One of the questions I hear most often from executives is:

“How do we measure AI ROI?”

My answer is that it depends less on the AI than on the business process.

Some AI investments simply are not worth instrumenting. Others lend themselves to rigorous measurement. The difference is not the technology. It is the maturity of the underlying workflow.

Consider three common use cases: software development, IT service management, and proposal writing.

Software development

For software development, the answer is not to measure lines of code or even the amount of code generated with AI.

The real measure is how efficiently a team produces production-ready software that passes testing, code review, security review, and acceptance. The effort required to validate and correct AI-generated code is part of the workflow and must be included in the equation.

AI costs matter as well, so consumption needs to be attributed at the same level at which productivity is measured.

IT service management

In IT service management, it is not about tickets touched.

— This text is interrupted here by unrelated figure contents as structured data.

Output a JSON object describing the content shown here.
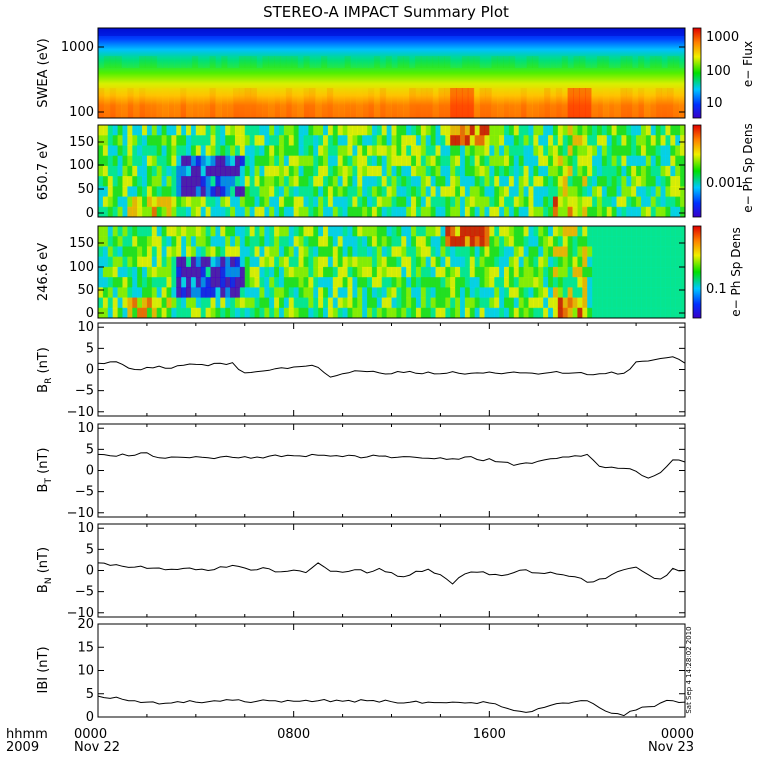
{
  "title": "STEREO-A IMPACT Summary Plot",
  "timestamp": "Sat Sep  4 14:28:02 2010",
  "time_axis": {
    "label_line1": "hhmm",
    "label_line2": "2009",
    "ticks": [
      {
        "hhmm": "0000",
        "date": "Nov 22",
        "hour": 0
      },
      {
        "hhmm": "0800",
        "date": "",
        "hour": 8
      },
      {
        "hhmm": "1600",
        "date": "",
        "hour": 16
      },
      {
        "hhmm": "0000",
        "date": "Nov 23",
        "hour": 24
      }
    ]
  },
  "colorbars": [
    {
      "label": "e− Flux",
      "ticks": [
        "1000",
        "100",
        "10"
      ]
    },
    {
      "label": "e− Ph Sp Dens",
      "ticks": [
        "0.001"
      ]
    },
    {
      "label": "e− Ph Sp Dens",
      "ticks": [
        "0.1"
      ]
    }
  ],
  "chart_data": [
    {
      "type": "heatmap",
      "ylabel": "SWEA (eV)",
      "y_scale": "log",
      "yticks": [
        "1000",
        "100"
      ],
      "description_values": "electron energy flux spectrogram; highest flux near 100 eV, lowest near 2000 eV",
      "band_levels": [
        0.95,
        0.78,
        0.55,
        0.4,
        0.3,
        0.18,
        0.05
      ],
      "enhancements": [
        {
          "hour_start": 14.3,
          "hour_end": 15.3
        },
        {
          "hour_start": 19.2,
          "hour_end": 20.1
        }
      ]
    },
    {
      "type": "heatmap",
      "ylabel": "650.7 eV",
      "ylim": [
        0,
        180
      ],
      "yticks": [
        "150",
        "100",
        "50",
        "0"
      ]
    },
    {
      "type": "heatmap",
      "ylabel": "246.6 eV",
      "ylim": [
        0,
        180
      ],
      "yticks": [
        "150",
        "100",
        "50",
        "0"
      ]
    },
    {
      "type": "line",
      "component": "R",
      "ylim": [
        -11,
        11
      ],
      "yticks": [
        "10",
        "5",
        "0",
        "−5",
        "−10"
      ],
      "x_hours": [
        0,
        0.5,
        1,
        1.5,
        2,
        2.5,
        3,
        3.5,
        4,
        4.5,
        5,
        5.5,
        6,
        6.5,
        7,
        7.5,
        8,
        8.5,
        9,
        9.5,
        10,
        10.5,
        11,
        11.5,
        12,
        12.5,
        13,
        13.5,
        14,
        14.5,
        15,
        15.5,
        16,
        16.5,
        17,
        17.5,
        18,
        18.5,
        19,
        19.5,
        20,
        20.5,
        21,
        21.5,
        22,
        22.5,
        23,
        23.5,
        24
      ],
      "values": [
        1.5,
        1.8,
        1.2,
        0,
        0.5,
        0.8,
        0.3,
        1.0,
        1.2,
        0.9,
        1.5,
        1.6,
        -0.8,
        -0.5,
        -0.2,
        0.4,
        0.6,
        0.8,
        0.5,
        -1.8,
        -1.0,
        -0.3,
        -0.5,
        -0.8,
        -1.0,
        -0.7,
        -0.9,
        -0.6,
        -1.0,
        -0.5,
        -1.1,
        -0.8,
        -0.6,
        -1.0,
        -0.6,
        -0.8,
        -1.1,
        -0.7,
        -0.9,
        -0.8,
        -1.2,
        -1.0,
        -0.6,
        -0.9,
        1.8,
        2.0,
        2.6,
        3.0,
        1.5
      ]
    },
    {
      "type": "line",
      "component": "T",
      "ylim": [
        -11,
        11
      ],
      "yticks": [
        "10",
        "5",
        "0",
        "−5",
        "−10"
      ],
      "x_hours": [
        0,
        0.5,
        1,
        1.5,
        2,
        2.5,
        3,
        3.5,
        4,
        4.5,
        5,
        5.5,
        6,
        6.5,
        7,
        7.5,
        8,
        8.5,
        9,
        9.5,
        10,
        10.5,
        11,
        11.5,
        12,
        12.5,
        13,
        13.5,
        14,
        14.5,
        15,
        15.5,
        16,
        16.5,
        17,
        17.5,
        18,
        18.5,
        19,
        19.5,
        20,
        20.5,
        21,
        21.5,
        22,
        22.5,
        23,
        23.5,
        24
      ],
      "values": [
        3.8,
        3.5,
        3.9,
        3.6,
        4.2,
        3.0,
        3.2,
        3.1,
        3.3,
        3.0,
        3.2,
        3.1,
        3.3,
        3.2,
        3.4,
        3.3,
        3.5,
        3.3,
        3.6,
        3.4,
        3.3,
        3.5,
        3.2,
        3.4,
        3.0,
        3.3,
        3.1,
        2.9,
        3.0,
        2.8,
        3.2,
        2.6,
        2.8,
        2.0,
        1.2,
        1.8,
        2.2,
        2.8,
        3.2,
        3.5,
        3.8,
        1.0,
        0.8,
        0.5,
        -0.2,
        -1.8,
        -0.5,
        2.5,
        2.0
      ]
    },
    {
      "type": "line",
      "component": "N",
      "ylim": [
        -11,
        11
      ],
      "yticks": [
        "10",
        "5",
        "0",
        "−5",
        "−10"
      ],
      "x_hours": [
        0,
        0.5,
        1,
        1.5,
        2,
        2.5,
        3,
        3.5,
        4,
        4.5,
        5,
        5.5,
        6,
        6.5,
        7,
        7.5,
        8,
        8.5,
        9,
        9.5,
        10,
        10.5,
        11,
        11.5,
        12,
        12.5,
        13,
        13.5,
        14,
        14.5,
        15,
        15.5,
        16,
        16.5,
        17,
        17.5,
        18,
        18.5,
        19,
        19.5,
        20,
        20.5,
        21,
        21.5,
        22,
        22.5,
        23,
        23.5,
        24
      ],
      "values": [
        1.8,
        1.2,
        1.0,
        0.8,
        0.5,
        0.6,
        0.3,
        0.5,
        0.2,
        0,
        0.9,
        1.2,
        0.6,
        0.2,
        0.4,
        -0.3,
        0.1,
        -0.5,
        1.8,
        -0.2,
        -0.4,
        0.2,
        -0.6,
        0.5,
        -0.5,
        -1.5,
        -0.2,
        0.3,
        -1.0,
        -3.2,
        -0.8,
        -0.4,
        -1.0,
        -1.2,
        -0.5,
        0.2,
        -0.6,
        -0.4,
        -1.0,
        -1.5,
        -2.8,
        -2.0,
        -1.0,
        0.2,
        0.8,
        -1.0,
        -2.0,
        0.5,
        0.0
      ]
    },
    {
      "type": "line",
      "component": "|B|",
      "ylabel": "IBI (nT)",
      "ylim": [
        0,
        20
      ],
      "yticks": [
        "20",
        "15",
        "10",
        "5",
        "0"
      ],
      "x_hours": [
        0,
        0.5,
        1,
        1.5,
        2,
        2.5,
        3,
        3.5,
        4,
        4.5,
        5,
        5.5,
        6,
        6.5,
        7,
        7.5,
        8,
        8.5,
        9,
        9.5,
        10,
        10.5,
        11,
        11.5,
        12,
        12.5,
        13,
        13.5,
        14,
        14.5,
        15,
        15.5,
        16,
        16.5,
        17,
        17.5,
        18,
        18.5,
        19,
        19.5,
        20,
        20.5,
        21,
        21.5,
        22,
        22.5,
        23,
        23.5,
        24
      ],
      "values": [
        4.5,
        4.0,
        3.8,
        3.5,
        3.2,
        2.8,
        3.0,
        3.1,
        3.2,
        3.3,
        3.4,
        3.6,
        3.3,
        3.4,
        3.5,
        3.2,
        3.4,
        3.6,
        3.5,
        3.3,
        3.4,
        3.2,
        3.5,
        3.2,
        3.3,
        3.0,
        3.4,
        3.2,
        3.1,
        3.2,
        3.0,
        2.9,
        3.0,
        2.2,
        1.4,
        1.0,
        1.8,
        2.5,
        3.0,
        3.3,
        3.5,
        2.0,
        0.8,
        0.3,
        1.5,
        2.2,
        3.0,
        3.5,
        3.2
      ]
    }
  ],
  "panel_labels": [
    {
      "main": "B",
      "sub": "R",
      "unit": " (nT)"
    },
    {
      "main": "B",
      "sub": "T",
      "unit": " (nT)"
    },
    {
      "main": "B",
      "sub": "N",
      "unit": " (nT)"
    }
  ]
}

It is about tickets resolved correctly, quickly, and with minimal escalation.

Those efficiency gains may reduce support costs, but an even greater benefit often comes from reducing IT friction across the enterprise. Every minute AI gives back to employees is a minute they can spend doing something more valuable than waiting on a help desk.

If you are measuring only IT costs, you are probably understating the value AI creates.

Proposal writing

For proposal writing, it is not about pages drafted or the percentage of content generated by AI.

It is about producing compliant, compelling proposals that:

  • Require minimal review and rework.
  • Increase organizational throughput.
  • Improve win rates.
  • Contribute to backlog growth.

Measure what you understand

These examples have something important in common.

They are mature business processes with defined workflows, established quality gates, and measurable outcomes. AI is not evaluated in isolation; it is evaluated by how it improves the performance of the entire workflow.

And because these are mature processes, well-run organizations already understand their baseline performance without AI.

This leads to a broader point.

Many people tell me that AI ROI is difficult to measure. In many cases, I do not think this is really an AI problem at all.

AI does not create measurement problems. It exposes them.

If you cannot describe the workflow, identify where value is created, or establish today’s baseline, how can you credibly measure AI’s impact tomorrow?

The practical corollary is straightforward:

If demonstrating AI ROI is important to your organization, measurability should become one of your use-case selection criteria.

Do not start with the most exciting AI application. Start with the business processes you already understand well enough to recognize—and measure—real improvement.